Keeping It Simple
When considering a working definition of a meat and three restaurant, or just a plain ole “meat and three”, as most folks say, one could keep it pretty simple and be done with it. In its most basic form, a “meat and three” is a dining establishment offering an option on their menu that includes one meat and three vegetables, or one meat and three “sides.”
You could pretty much leave it at that, and many people would be quite satisfied … especially frequent visitors to the “pure” version of the genre, like the one that is closest to where I live, Cal’s Country Kitchen in Madison, TN, a suburb of Nashville.
Cal’s is only open for lunch and there is nothing else on the menu except dessert. They are run by a small staff, located in an old house sort of behind Kroger and next to the Madison Lodge. The decorations aren’t fancy or expansive, but friend, your trip to Cal’s should be focused on the food, and probably the family or friend(s) you eat with.
Cal’s is a solid “meat and three” and could be described by several terms: home cooking, country cooking, soul food, southern style, grandmaw’s cooking, etc. They are the quintessential version of what I would term a traditional meat-and-three restaurant. Cal’s is a model for the working definition mentioned above.
When talking about meat-and-threes, the terms “blue plate” or “lunch plate” are used as well as “steam table” and “cafeteria style”, and some folks like to include the buffets in this genre (although I don’t include buffets on this site). Additionally, one can’t forget the typical cornbread (or roll or biscuit) and sweet tea that are almost universally included in meat-and-threes, especially across the South.
Not So Simple
Like most things in our modern society, however, the “meat and three” is not always simple when taken “in toto”, as one of my accounting professors used to say. But that’s not necessarily a bad thing. As times have changed, new owners/cooks/chefs have taken the concept to new and different places. Palates have “evolved”, as well, and there are varied opinions about food, in general, which has led to many more options than the “traditional” version of the meat-and-three that I grew up with.

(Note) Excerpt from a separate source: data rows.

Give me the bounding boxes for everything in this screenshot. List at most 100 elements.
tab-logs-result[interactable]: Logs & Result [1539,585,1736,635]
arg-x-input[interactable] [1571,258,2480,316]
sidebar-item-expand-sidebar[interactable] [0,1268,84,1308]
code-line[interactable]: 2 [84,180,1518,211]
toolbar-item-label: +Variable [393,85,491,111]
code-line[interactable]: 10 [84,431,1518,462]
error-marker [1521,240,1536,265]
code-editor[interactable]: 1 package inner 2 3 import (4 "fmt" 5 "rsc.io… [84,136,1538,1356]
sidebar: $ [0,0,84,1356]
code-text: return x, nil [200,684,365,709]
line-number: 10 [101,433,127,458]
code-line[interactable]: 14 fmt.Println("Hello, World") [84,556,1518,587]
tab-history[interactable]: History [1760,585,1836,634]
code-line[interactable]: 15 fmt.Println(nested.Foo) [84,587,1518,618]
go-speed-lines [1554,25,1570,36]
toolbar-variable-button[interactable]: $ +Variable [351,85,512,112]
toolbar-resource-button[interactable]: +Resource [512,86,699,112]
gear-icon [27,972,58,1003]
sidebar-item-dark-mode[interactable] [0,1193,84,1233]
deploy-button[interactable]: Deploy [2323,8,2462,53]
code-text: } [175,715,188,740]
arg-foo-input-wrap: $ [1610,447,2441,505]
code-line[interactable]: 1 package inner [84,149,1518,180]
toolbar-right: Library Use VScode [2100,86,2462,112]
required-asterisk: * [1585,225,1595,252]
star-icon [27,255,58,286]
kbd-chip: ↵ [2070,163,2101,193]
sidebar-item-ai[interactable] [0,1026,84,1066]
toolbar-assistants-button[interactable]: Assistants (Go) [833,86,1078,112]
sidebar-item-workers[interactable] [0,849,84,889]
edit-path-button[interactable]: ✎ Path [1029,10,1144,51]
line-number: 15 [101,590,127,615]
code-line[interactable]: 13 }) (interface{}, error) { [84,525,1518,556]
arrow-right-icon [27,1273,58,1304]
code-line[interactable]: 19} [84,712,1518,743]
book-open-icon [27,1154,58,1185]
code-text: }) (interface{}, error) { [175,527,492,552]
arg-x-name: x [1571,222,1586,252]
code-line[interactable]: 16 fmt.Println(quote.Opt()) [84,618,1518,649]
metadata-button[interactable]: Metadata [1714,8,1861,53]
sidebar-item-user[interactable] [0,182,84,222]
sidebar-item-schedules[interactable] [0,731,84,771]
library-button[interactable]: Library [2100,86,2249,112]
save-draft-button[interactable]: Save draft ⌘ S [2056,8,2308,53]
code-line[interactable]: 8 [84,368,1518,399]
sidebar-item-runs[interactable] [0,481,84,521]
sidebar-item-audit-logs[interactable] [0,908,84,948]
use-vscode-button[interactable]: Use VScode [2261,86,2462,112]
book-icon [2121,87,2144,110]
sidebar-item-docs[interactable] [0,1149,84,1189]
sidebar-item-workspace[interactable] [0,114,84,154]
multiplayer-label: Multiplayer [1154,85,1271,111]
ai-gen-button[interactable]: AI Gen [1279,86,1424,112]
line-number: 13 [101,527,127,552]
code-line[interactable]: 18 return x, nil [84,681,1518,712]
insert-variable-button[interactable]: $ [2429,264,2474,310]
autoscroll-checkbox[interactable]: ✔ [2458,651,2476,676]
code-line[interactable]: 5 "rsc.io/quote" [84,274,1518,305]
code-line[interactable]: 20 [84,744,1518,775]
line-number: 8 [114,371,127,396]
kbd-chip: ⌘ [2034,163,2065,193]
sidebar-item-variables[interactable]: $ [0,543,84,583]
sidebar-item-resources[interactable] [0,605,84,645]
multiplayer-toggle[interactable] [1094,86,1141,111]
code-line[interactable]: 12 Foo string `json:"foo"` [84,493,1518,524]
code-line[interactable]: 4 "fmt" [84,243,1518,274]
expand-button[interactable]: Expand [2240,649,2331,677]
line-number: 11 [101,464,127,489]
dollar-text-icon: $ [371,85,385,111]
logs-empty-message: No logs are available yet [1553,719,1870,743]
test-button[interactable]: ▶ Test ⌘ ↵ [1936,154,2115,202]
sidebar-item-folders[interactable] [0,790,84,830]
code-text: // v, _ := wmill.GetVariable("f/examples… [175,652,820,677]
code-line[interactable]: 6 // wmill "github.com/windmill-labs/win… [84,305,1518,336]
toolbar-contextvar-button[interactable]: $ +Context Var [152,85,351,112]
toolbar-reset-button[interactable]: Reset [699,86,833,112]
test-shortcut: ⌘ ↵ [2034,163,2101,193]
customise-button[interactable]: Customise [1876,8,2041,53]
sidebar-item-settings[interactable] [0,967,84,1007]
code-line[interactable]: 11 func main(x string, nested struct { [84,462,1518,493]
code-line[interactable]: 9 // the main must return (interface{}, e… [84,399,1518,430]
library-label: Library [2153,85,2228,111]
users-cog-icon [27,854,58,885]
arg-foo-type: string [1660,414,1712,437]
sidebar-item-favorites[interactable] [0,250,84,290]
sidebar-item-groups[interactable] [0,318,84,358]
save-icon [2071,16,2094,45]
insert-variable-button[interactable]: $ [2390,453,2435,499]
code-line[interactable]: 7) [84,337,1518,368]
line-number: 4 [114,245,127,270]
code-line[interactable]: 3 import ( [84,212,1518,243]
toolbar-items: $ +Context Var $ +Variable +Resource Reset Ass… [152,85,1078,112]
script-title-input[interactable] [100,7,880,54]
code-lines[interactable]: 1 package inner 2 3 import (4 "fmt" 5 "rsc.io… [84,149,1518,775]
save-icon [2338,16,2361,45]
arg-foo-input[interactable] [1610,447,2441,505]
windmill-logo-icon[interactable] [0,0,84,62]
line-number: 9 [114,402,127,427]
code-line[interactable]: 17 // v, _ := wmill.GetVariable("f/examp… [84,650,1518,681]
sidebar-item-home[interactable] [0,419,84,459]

In future posts, we’ll take a look at a variety of options in our new meat-and-three world, and I think you’ll enjoy the journey. Maybe you will venture out into the great unknown (USA page) and find some cool, new places in which to enjoy a great meal with friends, family, business associates, or maybe even a date. But, it’s my hope that we will also keep the doors wide open to the more traditional meat-and-three restaurants that, some have tried for years to say, are dead on the vine … but that we know are very much alive and thriving in many spots across the country.